無念の降板だった。DeNAの今永昇太投手は4日の巨人戦(横浜)で今季初先発。2年連続の本拠地開幕戦で、巨人のエース・菅野と投げ合った。■球審の判定に表情変えず“仕切り直し”で空振り三振 無念の降板だった。DeNAの今永昇太投手は4日の巨人戦…

無念の降板だった。DeNAの今永昇太投手は4日の巨人戦(横浜)で今季初先発。2年連続の本拠地開幕戦で、巨人のエース・菅野と投げ合った。

■球審の判定に表情変えず“仕切り直し”で空振り三振

 無念の降板だった。DeNAの今永昇太投手は4日の巨人戦(横浜)で今季初先発。2年連続の本拠地開幕戦で、巨人のエース・菅野と投げ合った。

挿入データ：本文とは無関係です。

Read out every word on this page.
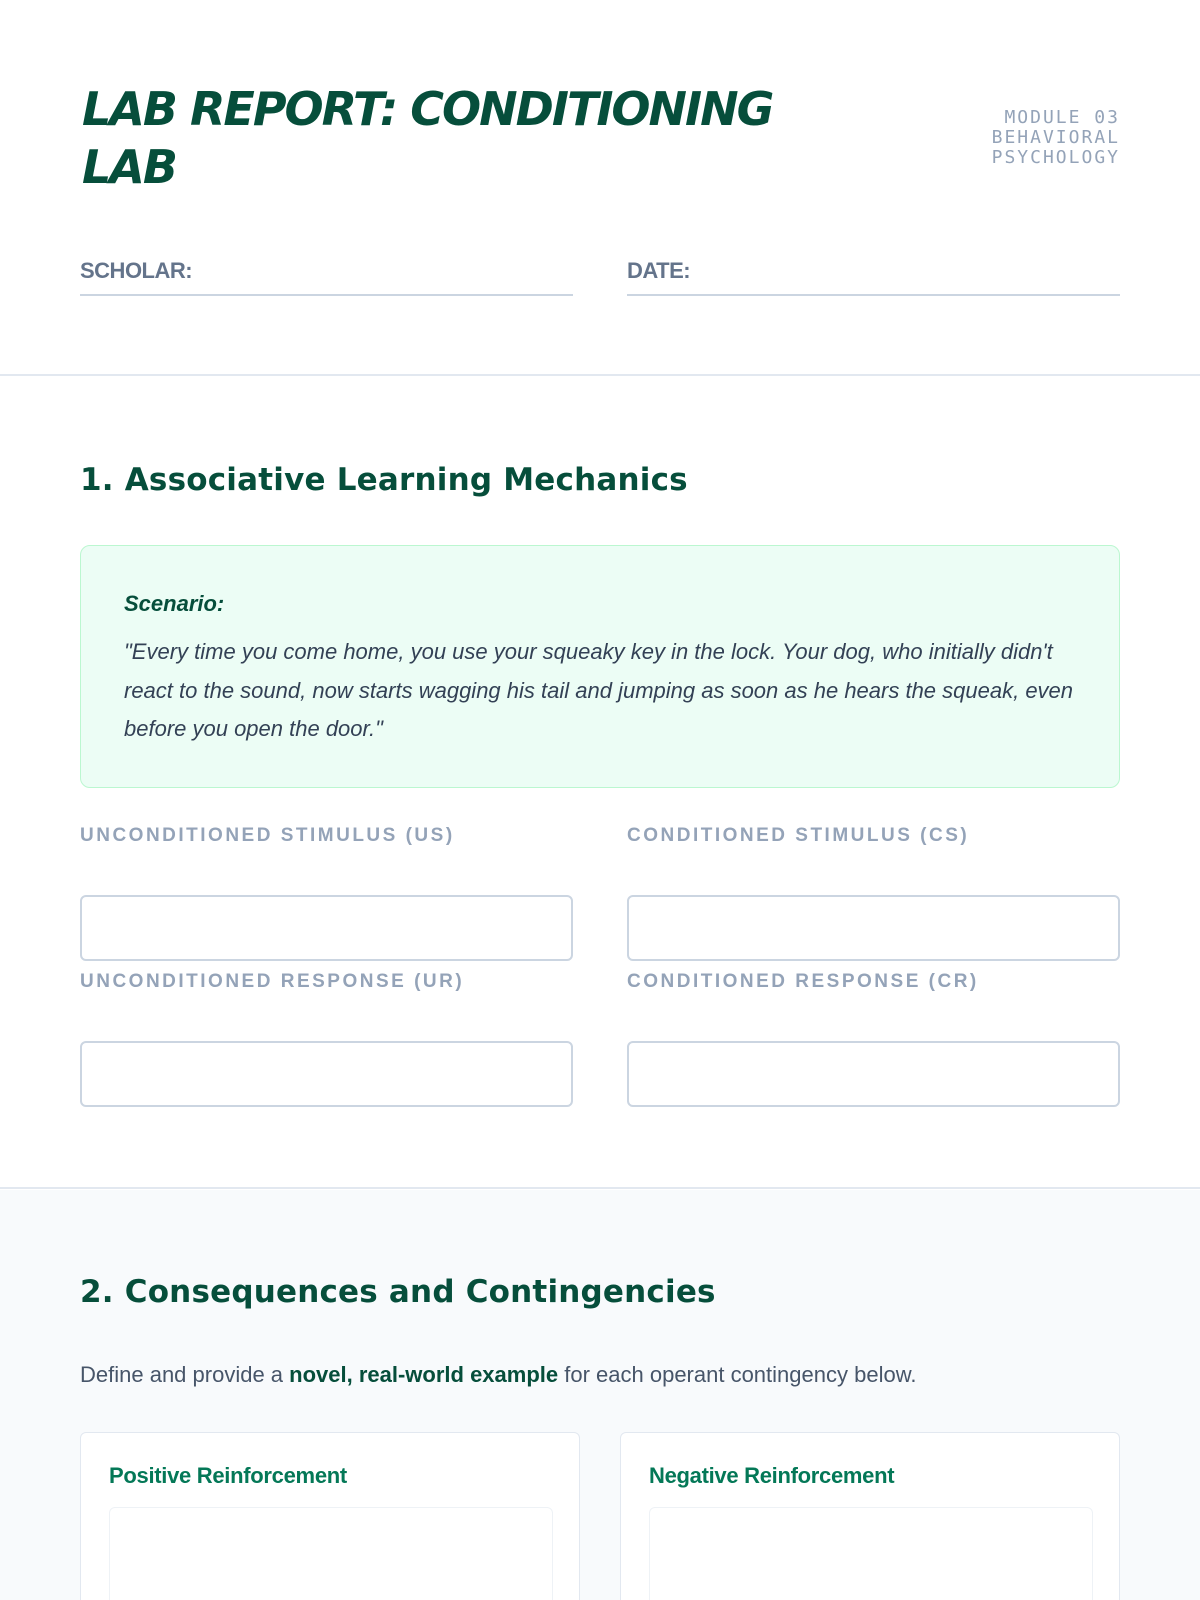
LAB REPORT: CONDITIONING LAB
MODULE 03
BEHAVIORAL
PSYCHOLOGY
SCHOLAR:	DATE:
1. Associative Learning Mechanics
Scenario:
"Every time you come home, you use your squeaky key in the lock. Your dog, who initially didn't react to the sound, now starts wagging his tail and jumping as soon as he hears the squeak, even before you open the door."
UNCONDITIONED STIMULUS (US)	CONDITIONED STIMULUS (CS)
UNCONDITIONED RESPONSE (UR)	CONDITIONED RESPONSE (CR)
2. Consequences and Contingencies
Define and provide a novel, real-world example for each operant contingency below.
Positive Reinforcement	Negative Reinforcement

 同点の7回2死一塁、小林誠へカウント1-2からの4球目。ファウルを奪った直後に今永は顔をゆがめながらマウンドを降り、ひざに手をついたまま動けなかった。数歩動いても左足を引きずったまま。投手コーチ、トレーナーに両脇を抱えられてベンチへ下がり、そのまま降板した。6回2/3を投げ、2安打5四死球1失点の堂々の内容。両軍のファンから惜しみない拍手が送られた。

 この日の今永は新たな成長をみせていた。1回に先頭打者の中井に中前打を許した。続く立岡は犠打を試みたが、今永は威力のある球を2球続けてファウルとし、追い込んでから一ゴロ併殺に打ち取った。

 4回2死からは岡本に対し、2-2から外角高めへチェンジアップ。見逃し三振でチェンジとなってもおかしくないコースに決まり、女房役の戸柱はもちろん、今永自身も軽快にマウンドを降りかけたが、球審の判定はボール。今永は表情一つ変えずにピタッと足を止め、すぐにボールを受け取ると、再び外角高めへチェンジアップを投げ、空振り三振に斬ってみせた。

■昨季CSファイナルS第4戦の“自滅”を教訓に…

 昨年のクライマックスシリーズ、ファイナルステージでの広島戦。負ければ終戦という第4戦に先発した今永は1回、先頭の田中で、見逃し三振と思われた球がボールとなり、四球による出塁を許した。この時、マウンド上の今永は球審の判定に「え!?」というような複雑な表情をみせた。その後、リズムを崩して一気に広島打線に飲み込まれ、1回6失点降板。試合後はベンチ裏で涙を流した。後日、今永は「あそこでああいう態度をとった時点で僕がいけなかった」と、動揺した姿、表情をみせた自分を強く戒めた。

 話は4日の巨人に戻る。今永は昨季、シーズンを通して立ち上がりの1回を特に重要視していた。1回の失点は試合の流れを左右するからだ。巨人戦では中井の出塁を許したが、動じることなくピンチを切り抜けた。4回の岡本の場面では、微妙な判定にも無表情で気持ちを切り替え、“仕切り直し”で三振を奪った。

「いつもの自分の体ではなく、緊張感が漂った体になっていました。序盤は結果を求めるあまり、自分自身で投球を苦しめていました。試合途中で自身の投球スタイルでもある、緩急を使う投球に切り替える事ができたのは収穫です。ただ、四死球を5個与えてしまい、打線に流れを与える投球ができませんでした。急遽、降板する形となり、中継ぎ陣に負担をかけてしまい申し訳ないです」

 中継ぎ陣が打ち込まれて試合には敗れたが、今永の信頼度は増したはずだ。大きな成長を感じさせた今季初登板だった。